In Rimini we stayed at Hotel Kursaal right on the beach offering amazing views. The weather was not great so we mostly used this as a refresher stop. There are however tourist attractions like the Guaita fortress and historic old town.
On route to Rimini, we visited San Marino, which is in fact not part of Italy, but rather owned by The Vatican.
Pescara is a small coastal town and with the weather still gloomy and us tired from driving most of the day, we headed straight to our roof top accommodation, Pescara House located on the beach with amazing views. It was self-catering so we decided to cook our own dinner after a visit to the local supermarket. Traveling through Italy you will soon notice how much money you spend on going to the toilet. At €1 per visit, I was spending up to €8 a day, which is why I’m amazed that for €5 we could buy a liter of decent red wine, arrabiata pasta sauce and tortellini. Go figure!
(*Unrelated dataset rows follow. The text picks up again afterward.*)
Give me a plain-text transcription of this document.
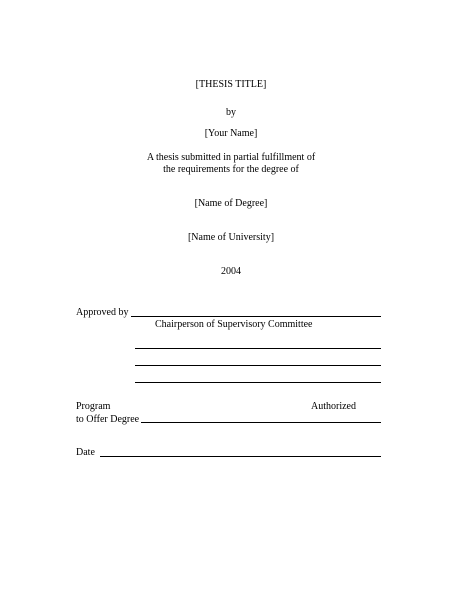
[THESIS TITLE]
by
[Your Name]
A thesis submitted in partial fulfillment of
the requirements for the degree of
[Name of Degree]
[Name of University]
2004
Approved by
Chairperson of Supervisory Committee
Program	Authorized
to Offer Degree
Date
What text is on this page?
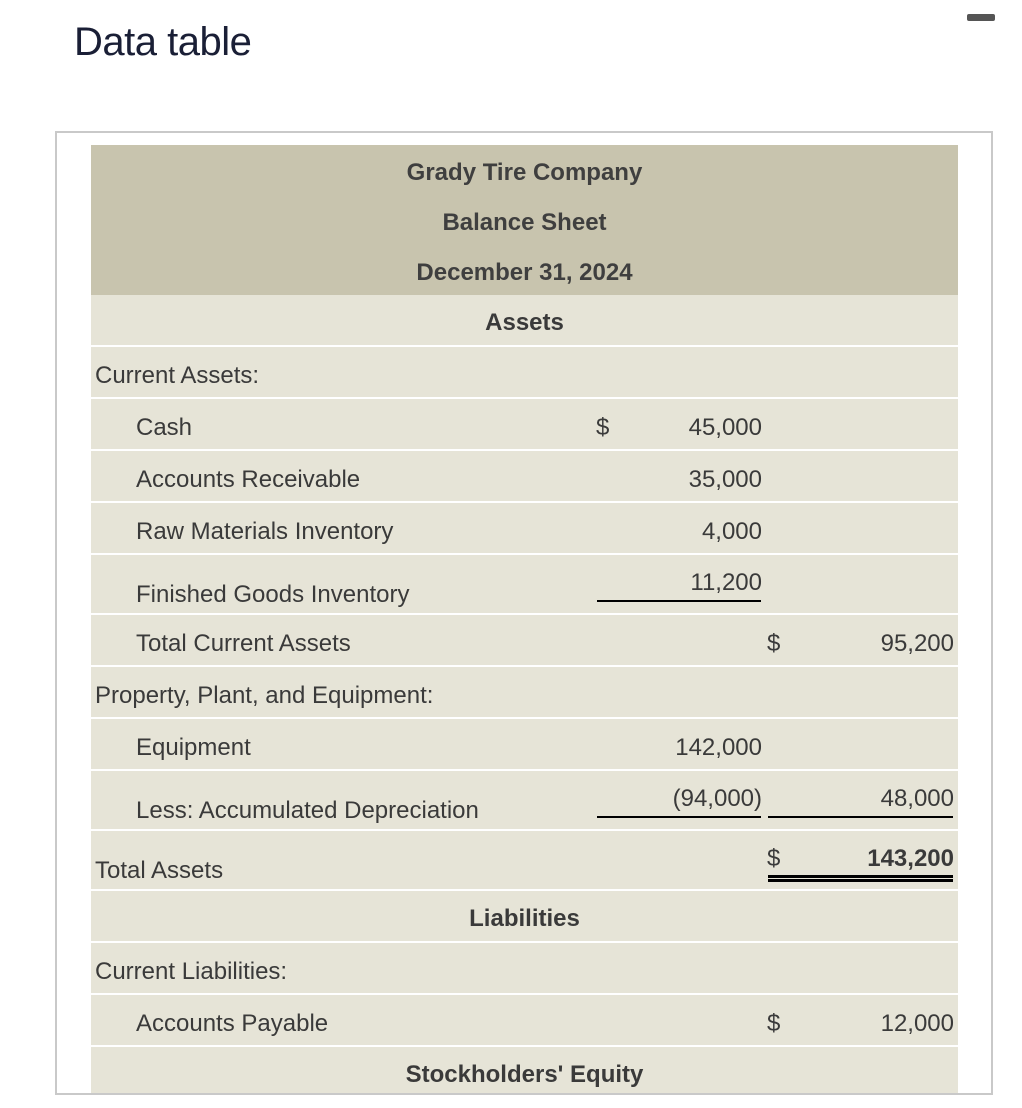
Data table
Grady Tire Company
Balance Sheet
December 31, 2024
Assets
Current Assets:
Cash	$	45,000
Accounts Receivable	35,000
Raw Materials Inventory	4,000
Finished Goods Inventory	11,200
Total Current Assets	$	95,200
Property, Plant, and Equipment:
Equipment	142,000
Less: Accumulated Depreciation	(94,000)	48,000
Total Assets	$	143,200
Liabilities
Current Liabilities:
Accounts Payable	$	12,000
Stockholders' Equity
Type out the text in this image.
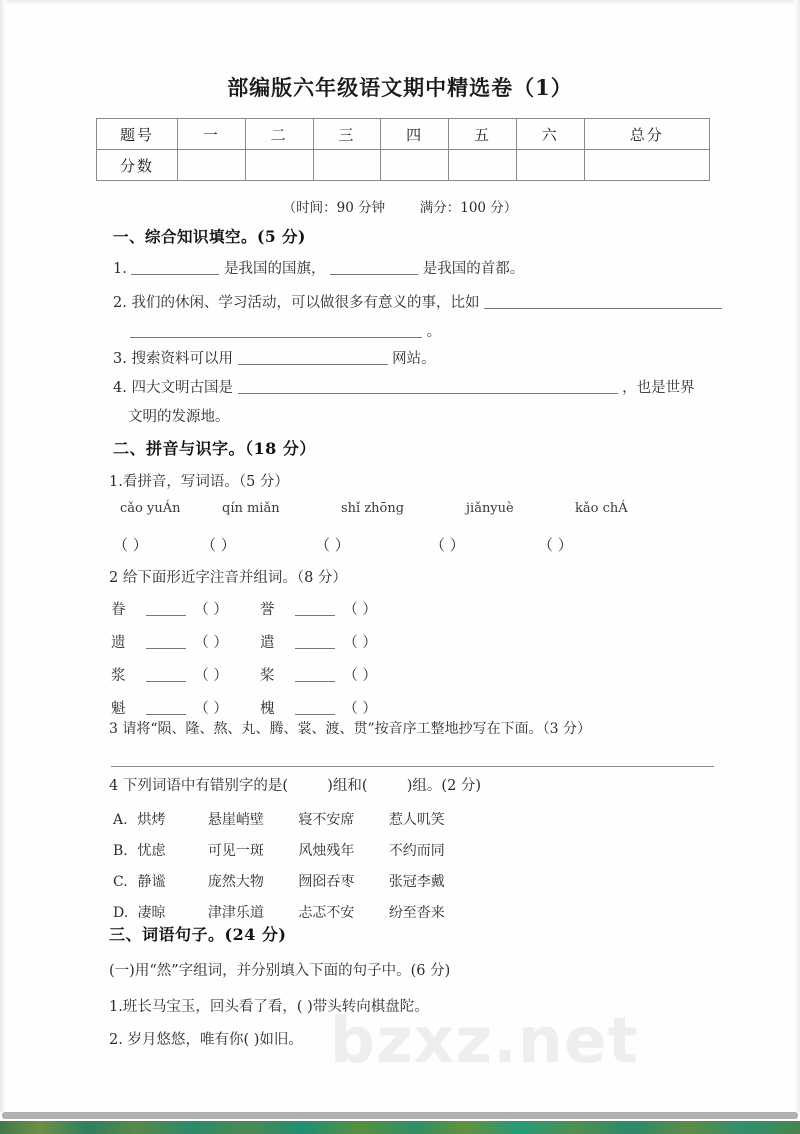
bzxz.net
部编版六年级语文期中精选卷（1）
题号	一	二	三	四	五	六	总分
分数							
（时间：90 分钟	满分：100 分）
一、综合知识填空。(5 分)
1.	是我国的国旗，	是我国的首都。
2. 我们的休闲、学习活动，可以做很多有意义的事，比如
。
3. 搜索资料可以用	网站。
4. 四大文明古国是	，也是世界
文明的发源地。
二、拼音与识字。（18 分）
1.看拼音，写词语。（5 分）
cǎo yuÁn	qín miǎn	shǐ zhōng	jiǎnyuè	kǎo chÁ
（ ）	（ ）	（ ）	（ ）	（ ）
2 给下面形近字注音并组词。（8 分）
眷	（ ）	誉	（ ）
遗	（ ）	遣	（ ）
浆	（ ）	桨	（ ）
魁	（ ）	槐	（ ）
3 请将“陨、隆、熬、丸、腾、裳、渡、贯”按音序工整地抄写在下面。（3 分）
4 下列词语中有错别字的是(	)组和(	)组。(2 分)
A. 烘烤	悬崖峭壁 寝不安席 惹人叽笑
B. 忧虑	可见一斑 风烛残年 不约而同
C. 静谧	庞然大物 囫囵吞枣 张冠李戴
D. 凄晾	津津乐道 忐忑不安 纷至沓来
三、词语句子。(24 分)
(一)用“然”字组词，并分别填入下面的句子中。(6 分)
1.班长马宝玉，回头看了看，( )带头转向棋盘陀。
2. 岁月悠悠，唯有你( )如旧。
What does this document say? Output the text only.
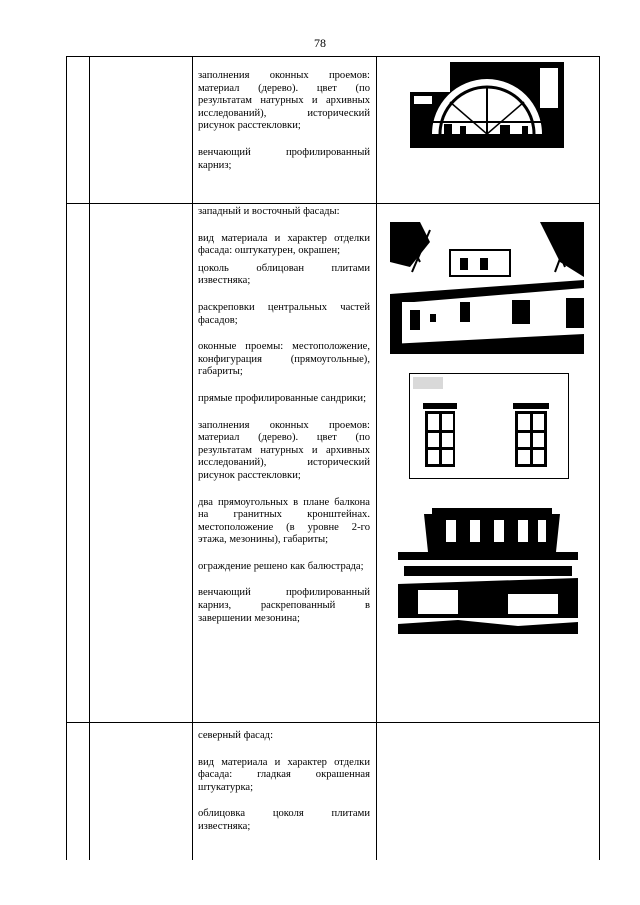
78

заполнения оконных проемов: материал (дерево). цвет (по результатам натурных и архивных исследований), исторический рисунок расстекловки;

венчающий профилированный карниз;

западный и восточный фасады:

вид материала и характер отделки фасада: оштукатурен, окрашен;

цоколь облицован плитами известняка;

раскреповки центральных частей фасадов;

оконные проемы: местоположение, конфигурация (прямоугольные), габариты;

прямые профилированные сандрики;

заполнения оконных проемов: материал (дерево). цвет (по результатам натурных и архивных исследований), исторический рисунок расстекловки;

два прямоугольных в плане балкона на гранитных кронштейнах. местоположение (в уровне 2-го этажа, мезонины), габариты;

ограждение решено как балюстрада;

венчающий профилированный карниз, раскрепованный в завершении мезонина;

северный фасад:

вид материала и характер отделки фасада: гладкая окрашенная штукатурка;

облицовка цоколя плитами известняка;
We enjoyed our home cooked dinner watching rain clouds rolling in over a turbulent sea.

Rome - Italy

As they say, “All roads lead to Rome” and with so much to do in this amazing city we recommend a minimum of two days. A two day Hop on Hop off pass is the best way to get to see everything. From the Colosseum, the Sistine Chapel, the Vatican, St Peter’s Basilica, the Spanish Steps and Trevi Fountain. We went to the Vatican but the queue to see the Sistine Chapel was just ridiculous, even for winter, so we opted to only see St Peter’s Basilica.
In season the queues to most places can be can be hectic, so it’s advisable to splash out a little extra and pre-book your “skip the line” tickets. Afterall, who wants to spend the majority of their vacation standing in queues?
We stayed at the Villa San Lorenzo Maria Hotel which was ideally located close to a metro and offered an authentic styled room and free parking. There was also a great breakfast, but the surrounding area looked a bit dodgy, but don’t be put off by that.

Top Attractions in Italy

We just LOVE Italy! Our wish for every time that we tossed a coin into Trevi Fountain was to return.
In the words of the composer Guiseppe Verdi, “You may have the world if I may have Italy”.
Italy is not a country you visit once.